Water rates at an average of $85.78 bimonthly are below the median of “similar agencies” ($103.29). Wastewater rates for tertiary treatment required by the state are $128.57 bimonthly at EID, below the median for tertiary treatment of $146.29. Tertiary treatment means water put back into creeks must be pure whereas Sacramento and Folsom currently use “dilution as their solution,” as Abercrombie has pointed out. The state is now requiring Sacramento to upgrade to tertiary treatment and bills there will be higher than EID’s, which has been doing tertiary treatment for 15 years, Abercrombie pointed out.
Goals include obtaining a contract from the U.S. Bureau of Reclamation to deliver the district’s additional 17,000 acre-feet of water rights.
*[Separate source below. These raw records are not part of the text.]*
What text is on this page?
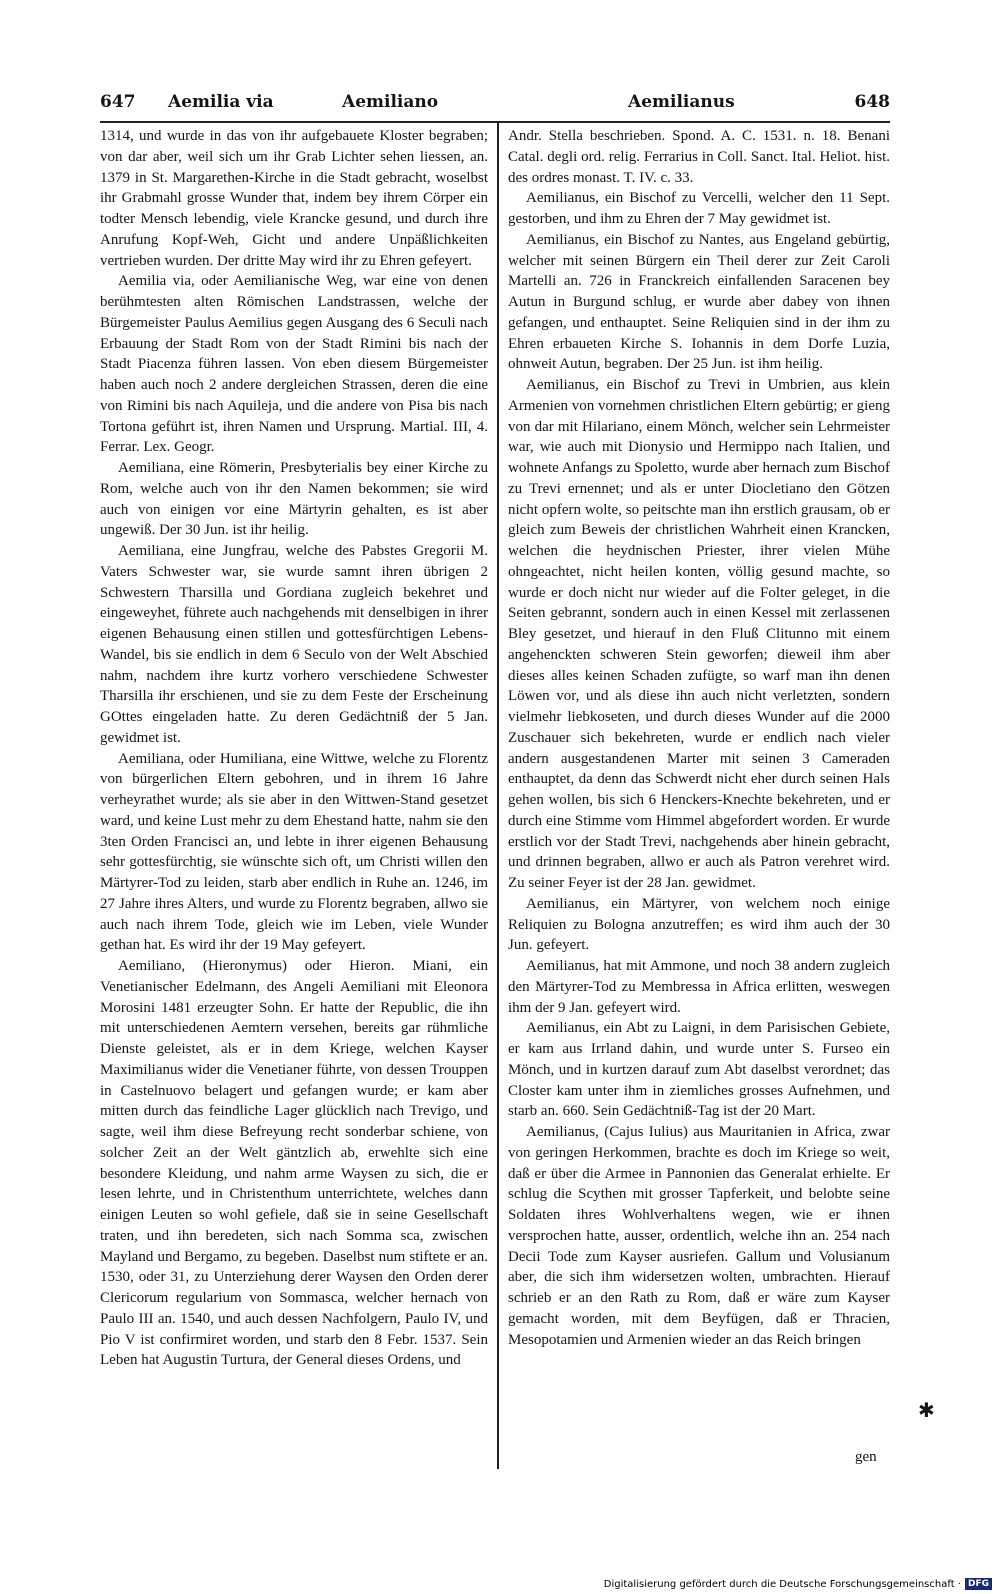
647 Aemilia via	Aemiliano	Aemilianus	648

1314, und wurde in das von ihr aufgebauete Kloster begraben; von dar aber, weil sich um ihr Grab Lichter sehen liessen, an. 1379 in St. Margarethen-Kirche in die Stadt gebracht, woselbst ihr Grabmahl grosse Wunder that, indem bey ihrem Cörper ein todter Mensch lebendig, viele Krancke gesund, und durch ihre Anrufung Kopf-Weh, Gicht und andere Unpäßlichkeiten vertrieben wurden. Der dritte May wird ihr zu Ehren gefeyert.

Aemilia via, oder Aemilianische Weg, war eine von denen berühmtesten alten Römischen Landstrassen, welche der Bürgemeister Paulus Aemilius gegen Ausgang des 6 Seculi nach Erbauung der Stadt Rom von der Stadt Rimini bis nach der Stadt Piacenza führen lassen. Von eben diesem Bürgemeister haben auch noch 2 andere dergleichen Strassen, deren die eine von Rimini bis nach Aquileja, und die andere von Pisa bis nach Tortona geführt ist, ihren Namen und Ursprung. Martial. III, 4. Ferrar. Lex. Geogr.

Aemiliana, eine Römerin, Presbyterialis bey einer Kirche zu Rom, welche auch von ihr den Namen bekommen; sie wird auch von einigen vor eine Märtyrin gehalten, es ist aber ungewiß. Der 30 Jun. ist ihr heilig.

Aemiliana, eine Jungfrau, welche des Pabstes Gregorii M. Vaters Schwester war, sie wurde samnt ihren übrigen 2 Schwestern Tharsilla und Gordiana zugleich bekehret und eingeweyhet, führete auch nachgehends mit denselbigen in ihrer eigenen Behausung einen stillen und gottesfürchtigen Lebens-Wandel, bis sie endlich in dem 6 Seculo von der Welt Abschied nahm, nachdem ihre kurtz vorhero verschiedene Schwester Tharsilla ihr erschienen, und sie zu dem Feste der Erscheinung GOttes eingeladen hatte. Zu deren Gedächtniß der 5 Jan. gewidmet ist.

Aemiliana, oder Humiliana, eine Wittwe, welche zu Florentz von bürgerlichen Eltern gebohren, und in ihrem 16 Jahre verheyrathet wurde; als sie aber in den Wittwen-Stand gesetzet ward, und keine Lust mehr zu dem Ehestand hatte, nahm sie den 3ten Orden Francisci an, und lebte in ihrer eigenen Behausung sehr gottesfürchtig, sie wünschte sich oft, um Christi willen den Märtyrer-Tod zu leiden, starb aber endlich in Ruhe an. 1246, im 27 Jahre ihres Alters, und wurde zu Florentz begraben, allwo sie auch nach ihrem Tode, gleich wie im Leben, viele Wunder gethan hat. Es wird ihr der 19 May gefeyert.

Aemiliano, (Hieronymus) oder Hieron. Miani, ein Venetianischer Edelmann, des Angeli Aemiliani mit Eleonora Morosini 1481 erzeugter Sohn. Er hatte der Republic, die ihn mit unterschiedenen Aemtern versehen, bereits gar rühmliche Dienste geleistet, als er in dem Kriege, welchen Kayser Maximilianus wider die Venetianer führte, von dessen Trouppen in Castelnuovo belagert und gefangen wurde; er kam aber mitten durch das feindliche Lager glücklich nach Trevigo, und sagte, weil ihm diese Befreyung recht sonderbar schiene, von solcher Zeit an der Welt gäntzlich ab, erwehlte sich eine besondere Kleidung, und nahm arme Waysen zu sich, die er lesen lehrte, und in Christenthum unterrichtete, welches dann einigen Leuten so wohl gefiele, daß sie in seine Gesellschaft traten, und ihn beredeten, sich nach Somma sca, zwischen Mayland und Bergamo, zu begeben. Daselbst num stiftete er an. 1530, oder 31, zu Unterziehung derer Waysen den Orden derer Clericorum regularium von Sommasca, welcher hernach von Paulo III an. 1540, und auch dessen Nachfolgern, Paulo IV, und Pio V ist confirmiret worden, und starb den 8 Febr. 1537. Sein Leben hat Augustin Turtura, der General dieses Ordens, und

Andr. Stella beschrieben. Spond. A. C. 1531. n. 18. Benani Catal. degli ord. relig. Ferrarius in Coll. Sanct. Ital. Heliot. hist. des ordres monast. T. IV. c. 33.

Aemilianus, ein Bischof zu Vercelli, welcher den 11 Sept. gestorben, und ihm zu Ehren der 7 May gewidmet ist.

Aemilianus, ein Bischof zu Nantes, aus Engeland gebürtig, welcher mit seinen Bürgern ein Theil derer zur Zeit Caroli Martelli an. 726 in Franckreich einfallenden Saracenen bey Autun in Burgund schlug, er wurde aber dabey von ihnen gefangen, und enthauptet. Seine Reliquien sind in der ihm zu Ehren erbaueten Kirche S. Iohannis in dem Dorfe Luzia, ohnweit Autun, begraben. Der 25 Jun. ist ihm heilig.

Aemilianus, ein Bischof zu Trevi in Umbrien, aus klein Armenien von vornehmen christlichen Eltern gebürtig; er gieng von dar mit Hilariano, einem Mönch, welcher sein Lehrmeister war, wie auch mit Dionysio und Hermippo nach Italien, und wohnete Anfangs zu Spoletto, wurde aber hernach zum Bischof zu Trevi ernennet; und als er unter Diocletiano den Götzen nicht opfern wolte, so peitschte man ihn erstlich grausam, ob er gleich zum Beweis der christlichen Wahrheit einen Krancken, welchen die heydnischen Priester, ihrer vielen Mühe ohngeachtet, nicht heilen konten, völlig gesund machte, so wurde er doch nicht nur wieder auf die Folter geleget, in die Seiten gebrannt, sondern auch in einen Kessel mit zerlassenen Bley gesetzet, und hierauf in den Fluß Clitunno mit einem angehenckten schweren Stein geworfen; dieweil ihm aber dieses alles keinen Schaden zufügte, so warf man ihn denen Löwen vor, und als diese ihn auch nicht verletzten, sondern vielmehr liebkoseten, und durch dieses Wunder auf die 2000 Zuschauer sich bekehreten, wurde er endlich nach vieler andern ausgestandenen Marter mit seinen 3 Cameraden enthauptet, da denn das Schwerdt nicht eher durch seinen Hals gehen wollen, bis sich 6 Henckers-Knechte bekehreten, und er durch eine Stimme vom Himmel abgefordert worden. Er wurde erstlich vor der Stadt Trevi, nachgehends aber hinein gebracht, und drinnen begraben, allwo er auch als Patron verehret wird. Zu seiner Feyer ist der 28 Jan. gewidmet.

Aemilianus, ein Märtyrer, von welchem noch einige Reliquien zu Bologna anzutreffen; es wird ihm auch der 30 Jun. gefeyert.

Aemilianus, hat mit Ammone, und noch 38 andern zugleich den Märtyrer-Tod zu Membressa in Africa erlitten, weswegen ihm der 9 Jan. gefeyert wird.

Aemilianus, ein Abt zu Laigni, in dem Parisischen Gebiete, er kam aus Irrland dahin, und wurde unter S. Furseo ein Mönch, und in kurtzen darauf zum Abt daselbst verordnet; das Closter kam unter ihm in ziemliches grosses Aufnehmen, und starb an. 660. Sein Gedächtniß-Tag ist der 20 Mart.

Aemilianus, (Cajus Iulius) aus Mauritanien in Africa, zwar von geringen Herkommen, brachte es doch im Kriege so weit, daß er über die Armee in Pannonien das Generalat erhielte. Er schlug die Scythen mit grosser Tapferkeit, und belobte seine Soldaten ihres Wohlverhaltens wegen, wie er ihnen versprochen hatte, ausser, ordentlich, welche ihn an. 254 nach Decii Tode zum Kayser ausriefen. Gallum und Volusianum aber, die sich ihm widersetzen wolten, umbrachten. Hierauf schrieb er an den Rath zu Rom, daß er wäre zum Kayser gemacht worden, mit dem Beyfügen, daß er Thracien, Mesopotamien und Armenien wieder an das Reich bringen

gen
✱
Digitalisierung gefördert durch die Deutsche Forschungsgemeinschaft · DFG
Abercrombie reported the U.S. Fish & Wildlife Service concluded that the district’s new water rights would have negligible effect on the water in Folsom Lake. Also, completion of the new emergency floodgate will alow the bureau to store more water and reoperate Folsom Dam for more cold water releases for fisheries downstream, Abercrombie said Monday and EID officials have reported in recent meetings.
Also on target for 2013 and 2014 is completion of integration of the Geographical Information System and the computerized management system, which Abercrombie called “the lifeblood of EID.” Nicknamed the Hansen system, it is the customer information system, keeps track of automotive scheduled maintenance, alerts when an asset has reached its lifetime value and can determine when it is due for replacement.
Abercrombie also plans to reduce $30,000 paid annually for document storage, by getting rid of aged documents and digitizing documents.
Additionally, Abercrombie plans to implement pension reforms next year and eliminate using potable water to supplement recycled water, which will mean developing off-season storage.